The results show a stable wall thickness indicating a healthy status of the pipe segments.
The municipality of St. Petersburg decided to excavate the pipe segment where the non-metallic material has been detected after the bridge (Figure 11). This part of the trajectory will be replaced.
The joints that have been found critical due to angular displacement will be monitored to assess deterioration over time.
St. Petersburg’s decision to utilize innovative inspection technology has reshaped its approach to pipeline management.
For less than 1% of the reserved replacement budget, the city gained critical insights that enabled it to:
– Defer Replacement Costs: Avoiding a $40 million pipeline replacement.
– Prioritize Investments: Addressing only critical segments for repair or replacement.
– Enhance Decision-Making: Using data to plan future maintenance strategies.
By transitioning from reactive to proactive management, St. Petersburg has set a precedent for other municipalities facing similar challenges.
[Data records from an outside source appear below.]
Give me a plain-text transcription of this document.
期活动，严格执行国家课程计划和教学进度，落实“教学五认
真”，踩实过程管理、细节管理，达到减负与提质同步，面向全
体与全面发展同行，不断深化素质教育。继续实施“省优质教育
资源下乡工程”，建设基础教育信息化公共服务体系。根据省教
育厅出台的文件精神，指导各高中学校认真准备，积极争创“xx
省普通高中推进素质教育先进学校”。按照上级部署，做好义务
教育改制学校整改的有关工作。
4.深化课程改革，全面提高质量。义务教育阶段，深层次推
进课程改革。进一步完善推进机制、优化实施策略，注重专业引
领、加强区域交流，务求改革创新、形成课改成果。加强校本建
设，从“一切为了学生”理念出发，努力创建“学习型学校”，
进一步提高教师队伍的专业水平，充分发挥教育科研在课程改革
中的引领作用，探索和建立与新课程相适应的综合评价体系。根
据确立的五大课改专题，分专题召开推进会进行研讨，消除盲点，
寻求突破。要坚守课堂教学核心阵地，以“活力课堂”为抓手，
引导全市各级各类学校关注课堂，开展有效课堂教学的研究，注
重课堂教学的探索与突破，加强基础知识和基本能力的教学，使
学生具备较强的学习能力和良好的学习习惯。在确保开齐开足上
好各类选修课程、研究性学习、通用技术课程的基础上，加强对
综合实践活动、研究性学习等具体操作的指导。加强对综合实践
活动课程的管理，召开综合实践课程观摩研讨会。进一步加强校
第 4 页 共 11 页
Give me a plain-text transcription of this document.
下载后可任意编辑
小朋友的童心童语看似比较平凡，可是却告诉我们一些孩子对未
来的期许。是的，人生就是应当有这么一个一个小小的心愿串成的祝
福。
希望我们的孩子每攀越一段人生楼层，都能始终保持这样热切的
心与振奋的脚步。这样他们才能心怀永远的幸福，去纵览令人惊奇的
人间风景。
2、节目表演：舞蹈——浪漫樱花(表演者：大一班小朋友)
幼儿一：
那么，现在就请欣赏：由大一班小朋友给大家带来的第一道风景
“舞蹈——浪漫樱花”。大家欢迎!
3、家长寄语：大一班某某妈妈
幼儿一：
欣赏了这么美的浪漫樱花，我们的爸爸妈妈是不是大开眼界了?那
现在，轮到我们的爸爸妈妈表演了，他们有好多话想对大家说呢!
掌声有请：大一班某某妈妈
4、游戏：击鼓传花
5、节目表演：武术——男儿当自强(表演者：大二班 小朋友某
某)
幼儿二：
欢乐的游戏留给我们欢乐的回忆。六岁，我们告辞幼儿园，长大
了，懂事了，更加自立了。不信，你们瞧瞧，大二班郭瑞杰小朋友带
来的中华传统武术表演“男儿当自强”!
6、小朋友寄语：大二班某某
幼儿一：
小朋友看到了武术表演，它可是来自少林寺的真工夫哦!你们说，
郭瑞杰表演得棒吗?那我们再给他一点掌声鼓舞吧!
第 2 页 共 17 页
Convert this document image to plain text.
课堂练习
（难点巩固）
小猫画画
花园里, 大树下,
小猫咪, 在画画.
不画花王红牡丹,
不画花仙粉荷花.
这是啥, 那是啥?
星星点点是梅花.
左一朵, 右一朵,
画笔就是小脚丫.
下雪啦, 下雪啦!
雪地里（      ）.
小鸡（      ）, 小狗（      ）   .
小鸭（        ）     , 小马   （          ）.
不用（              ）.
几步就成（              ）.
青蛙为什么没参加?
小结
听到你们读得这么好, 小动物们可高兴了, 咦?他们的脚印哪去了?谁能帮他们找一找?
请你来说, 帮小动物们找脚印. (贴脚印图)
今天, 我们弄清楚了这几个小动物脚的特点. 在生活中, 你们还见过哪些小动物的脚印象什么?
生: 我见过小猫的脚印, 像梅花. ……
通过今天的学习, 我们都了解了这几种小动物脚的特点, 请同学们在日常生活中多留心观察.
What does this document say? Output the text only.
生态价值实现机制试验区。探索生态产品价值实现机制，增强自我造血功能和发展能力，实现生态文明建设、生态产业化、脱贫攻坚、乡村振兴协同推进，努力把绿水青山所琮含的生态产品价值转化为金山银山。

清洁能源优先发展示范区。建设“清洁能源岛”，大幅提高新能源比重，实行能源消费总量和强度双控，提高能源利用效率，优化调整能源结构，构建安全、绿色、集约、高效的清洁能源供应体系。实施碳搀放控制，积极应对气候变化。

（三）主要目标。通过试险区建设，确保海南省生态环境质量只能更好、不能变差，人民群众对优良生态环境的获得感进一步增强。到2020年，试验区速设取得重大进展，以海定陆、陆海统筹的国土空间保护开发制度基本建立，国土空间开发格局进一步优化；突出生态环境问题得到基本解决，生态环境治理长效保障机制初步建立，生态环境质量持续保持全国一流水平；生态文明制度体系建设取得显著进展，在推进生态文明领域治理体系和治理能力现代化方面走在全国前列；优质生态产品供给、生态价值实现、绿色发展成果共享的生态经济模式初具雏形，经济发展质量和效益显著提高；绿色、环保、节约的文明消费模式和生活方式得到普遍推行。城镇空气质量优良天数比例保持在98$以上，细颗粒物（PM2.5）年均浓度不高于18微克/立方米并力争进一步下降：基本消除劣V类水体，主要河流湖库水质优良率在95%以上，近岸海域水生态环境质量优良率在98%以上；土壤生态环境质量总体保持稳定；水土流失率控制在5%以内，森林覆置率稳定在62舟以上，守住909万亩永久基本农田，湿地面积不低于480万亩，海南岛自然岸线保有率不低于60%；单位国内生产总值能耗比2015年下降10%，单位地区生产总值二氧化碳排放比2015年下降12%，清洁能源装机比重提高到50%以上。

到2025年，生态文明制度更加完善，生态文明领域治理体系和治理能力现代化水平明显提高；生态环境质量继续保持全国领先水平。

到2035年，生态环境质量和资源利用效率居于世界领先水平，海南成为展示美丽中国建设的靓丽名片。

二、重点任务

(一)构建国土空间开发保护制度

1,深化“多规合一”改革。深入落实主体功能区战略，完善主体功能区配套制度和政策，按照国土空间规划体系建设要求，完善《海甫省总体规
The use of field data ensures more informed decisions, reliability of service, and financial prudence. All critical for a city committed to sustainability and resilience.
“The City and V&A conducted a condition assessment of Lift Station 63 Force Main (LS 63 FM). Based on an internal risk screening, the force main was classified as “Very High Risk,” with recommendations for further investigation focusing on both external and internal corrosion. Thanks to the results of this inline inspection, we avoided a $40 million investment that would have been required to replace the entire pipeline. Instead, we can now concentrate on repairing only the weakened sections, preserving the intact portions of the pipeline.”